Şu sıralar rüzgarın şiddeti Baltimore’da oldukça yüksek. Şehrin sembol gruplarından Beach House da bu yılı boş geçmiyor. Üstelik sonuç sadece yılı boş geçmemek değil. 7 onların şu ana kadar ki en güçlü albümüdür.

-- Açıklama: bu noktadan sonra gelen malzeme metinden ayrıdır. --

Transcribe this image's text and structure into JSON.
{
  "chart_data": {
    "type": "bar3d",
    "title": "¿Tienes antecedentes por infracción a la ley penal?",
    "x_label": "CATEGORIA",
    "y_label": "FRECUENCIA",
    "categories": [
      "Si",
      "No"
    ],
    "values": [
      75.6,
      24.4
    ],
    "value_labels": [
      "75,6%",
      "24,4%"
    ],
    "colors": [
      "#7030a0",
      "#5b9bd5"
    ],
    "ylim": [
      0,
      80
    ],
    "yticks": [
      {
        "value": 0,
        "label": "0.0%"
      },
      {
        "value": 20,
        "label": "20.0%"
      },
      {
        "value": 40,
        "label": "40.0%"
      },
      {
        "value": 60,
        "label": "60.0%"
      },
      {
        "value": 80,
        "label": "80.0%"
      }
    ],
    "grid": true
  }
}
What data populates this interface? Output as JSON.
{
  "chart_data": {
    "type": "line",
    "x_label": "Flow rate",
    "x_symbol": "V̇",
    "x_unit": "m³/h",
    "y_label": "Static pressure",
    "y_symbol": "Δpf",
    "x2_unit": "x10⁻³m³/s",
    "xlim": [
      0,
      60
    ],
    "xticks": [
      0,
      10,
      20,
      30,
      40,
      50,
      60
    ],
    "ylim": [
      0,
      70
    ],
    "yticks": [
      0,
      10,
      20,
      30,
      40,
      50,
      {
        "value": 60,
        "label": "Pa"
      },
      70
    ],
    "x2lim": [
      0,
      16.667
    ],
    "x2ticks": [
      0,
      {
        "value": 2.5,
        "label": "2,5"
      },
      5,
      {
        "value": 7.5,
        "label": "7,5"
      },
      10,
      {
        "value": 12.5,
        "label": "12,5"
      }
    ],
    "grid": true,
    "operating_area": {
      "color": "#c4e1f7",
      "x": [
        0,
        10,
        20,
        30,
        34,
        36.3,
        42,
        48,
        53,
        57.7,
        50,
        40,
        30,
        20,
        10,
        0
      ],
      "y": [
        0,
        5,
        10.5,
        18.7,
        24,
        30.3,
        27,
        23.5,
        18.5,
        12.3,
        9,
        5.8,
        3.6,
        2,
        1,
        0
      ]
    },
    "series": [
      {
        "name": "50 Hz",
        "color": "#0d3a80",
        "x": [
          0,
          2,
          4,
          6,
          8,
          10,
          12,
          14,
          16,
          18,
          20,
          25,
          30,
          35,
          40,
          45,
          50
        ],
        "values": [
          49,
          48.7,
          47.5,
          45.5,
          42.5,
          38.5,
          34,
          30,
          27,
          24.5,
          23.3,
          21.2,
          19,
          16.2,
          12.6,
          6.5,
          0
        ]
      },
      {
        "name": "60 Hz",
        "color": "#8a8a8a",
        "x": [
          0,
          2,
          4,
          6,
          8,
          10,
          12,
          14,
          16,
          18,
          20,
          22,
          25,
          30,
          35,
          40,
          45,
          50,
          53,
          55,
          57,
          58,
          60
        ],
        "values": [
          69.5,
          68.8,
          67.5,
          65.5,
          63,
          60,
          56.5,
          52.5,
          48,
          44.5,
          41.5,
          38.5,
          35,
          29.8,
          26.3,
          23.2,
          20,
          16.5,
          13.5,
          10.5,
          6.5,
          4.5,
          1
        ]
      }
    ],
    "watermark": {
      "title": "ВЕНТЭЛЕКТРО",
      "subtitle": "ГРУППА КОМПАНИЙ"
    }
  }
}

Geride kalan yıl çıkardıkları hiç duyulmamış eski şarkılarından oluşan B-Sides and Rarities adlı alternatif çalışmayı bir kenara bırakırsak 7 Beach House adına stüdyo albümler özelinde tam üç yıllık sessizliği sonlandırıyor.  En son Thank Your Lucky Stars’ta kalmışlardı ve kariyerlerindeki iki albüm arası en uzun dönem de 2015-2018 yılları içerisinde gerçekleşti. Kendilerine bunun nedeni sorulduğunda ilk albüm günlerindeki gibi doğru zamanı beklediklerini belirtiyorlar. “Kendimizi hazır hissettiğimizde harekete geçtik.” İçerikteki on bir şarkıya kulak verdiğinizde bunu sahiden hissediyorsunuz. Sub Pop aracılığıyla yayımlanan 7′ın yapımcı koltuğunda bizzat grubu var eden ikili Victoria Legrand & Alex Scally bulunuyor. Bunu özellikle vurguluyorum, çünkü Beach House şarkı sözlerinden nota dokunuşlarına, kullanılan enstrümanlardan sound tercihine kadar kendi içinde kalan ve sadeliği öne çıkaran bir ekip. 2018 yılında da bu değişmiyor. Öte yandan grup siz farkına bile varmadan hitleşen şarkılar yazabiliyor. Sadelikle yaratılan büyük şarkılar. İlk single olarak gelen Lemon Glow işte tam olarak bu. Onun için albümü omuzlarında taşıyor desek yeridir. Lemon Glow’un yanına altı numaradaki Dive, hemen arkasındaki Black Car ve beşinci basamaktaki parça Drunk in LA’i koyabiliriz. Son perdedeki Last Ride albüm bütünlüğündeki akışta birkaç kez dinledikten sonra değerini daha iyi yansıtacak şarkılardan. Sonsuzluğa uzanan sözleriyle Dark Spring’i ise ayrı bir cümlede belirtelim. Zira hem devam eden her anıyla, hem de video klibiyle birlikte siyah bir yıldız gibi parlıyor. Mayıs 2018’i grubun tüm kariyer özelinde yeni bir kırılma hattı olarak not ediyorum. Çünkü Beach House üç yıl sonra geri döndü. Üstelik sadece bir geri dönüşe imza atmadı. Onlardan gelen bu yedinci stüdyo uzunçalar Beach House’un sound mühendisliğinde ulaştığı yüksek seviyeyi, etrafındaki dünyayı gözlemleme yeteneğini ve kariyerini keskin çizgilerle geliştirebilecek tutkuya hala sahip olduğunu kanıtlıyor. 7 mutlaka dinlemeniz gereken sıra dışı bir albüm. 

Comments are closed.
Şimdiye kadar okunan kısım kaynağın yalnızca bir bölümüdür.